William Brierley was the uncle of 6867 PTE. T. LONGWORTH and 17838 PTE. W. LONGWORTH.  Their stories are told here.

24682 LCPL. H. MOSS. R.W.FUS.


Harry Moss was William Brierley's adopted son.  He was born in Burnley in the final quarter of 1897.  His biological parents were William Moss (b. 1870 in Droylsden), a cloth dyer, and Sarah Jane Dixon (b. 1874 in Bradford).  William and Sarah Jane were married in 1893 and they had 5 children: John (b. 1894), Annie (b. 1895), then Harry, Gertrude (b. 1899) and finally William (b. 1902).  Sarah Jane died at the end of 1904 and in 1910 William remarried.  His new wife was Teresa Cullen (b. 1880 in Cleator Moor, Cumberland) and they went on to have 4 more children.  By 1911 though Harry had been adopted by the Brierleys and was living with them at 134 Cemetery Road, Kearsley, and aged 13 he had started work as a warp reacher-in in a cotton mill.
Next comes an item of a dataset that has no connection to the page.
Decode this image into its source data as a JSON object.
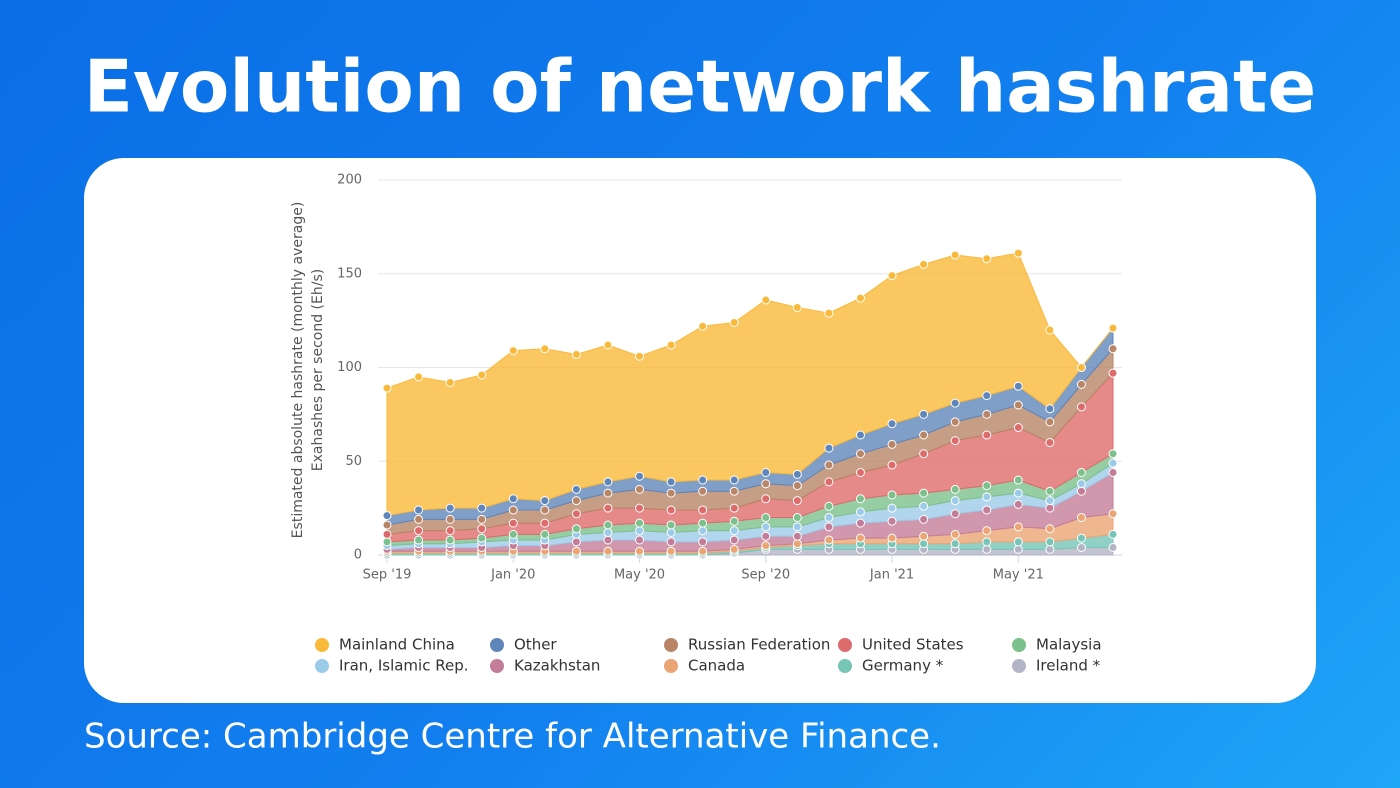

His adoptive father William signed up in December 1915 so it’s possible Harry signed up at the same time (he would just have turned 18).  He was assigned service number 24682 and posted to 1Bn Royal Welsh Fusiliers and later promoted to Lance Corporal.  1Bn Royal Welsh Fusiliers came under the orders of 22nd Brigade in 7th Division.  7th Division is one of the Divisions who feature prominently in the contemporary war documentary filmed on The Somme by Geoffrey Malins and John McDowell.  The Royal Welsh Fusiliers feature in some early footage in the film as they prepare for the battle at Bray-sur-Somme.


On 1 July, 7th Division participated in the capture of the village of Mametz.  The British were unable to capitalise on this early success, however, and fighting ground to a halt and became especially murderous at Delville Wood in July and August.  From 27-29 August, in fierce hand-to-hand fighting, 1Bn had 60 Other Ranks killed, including Harry Moss, who was still only 18 years old.


Rank:  Lance Corporal

Service No:  24682

Date of Death:  27/08/1916

Regiment/Service:  Royal Welsh Fusiliers, 1st Bn.

Panel Reference:  Pier and Face 4 A.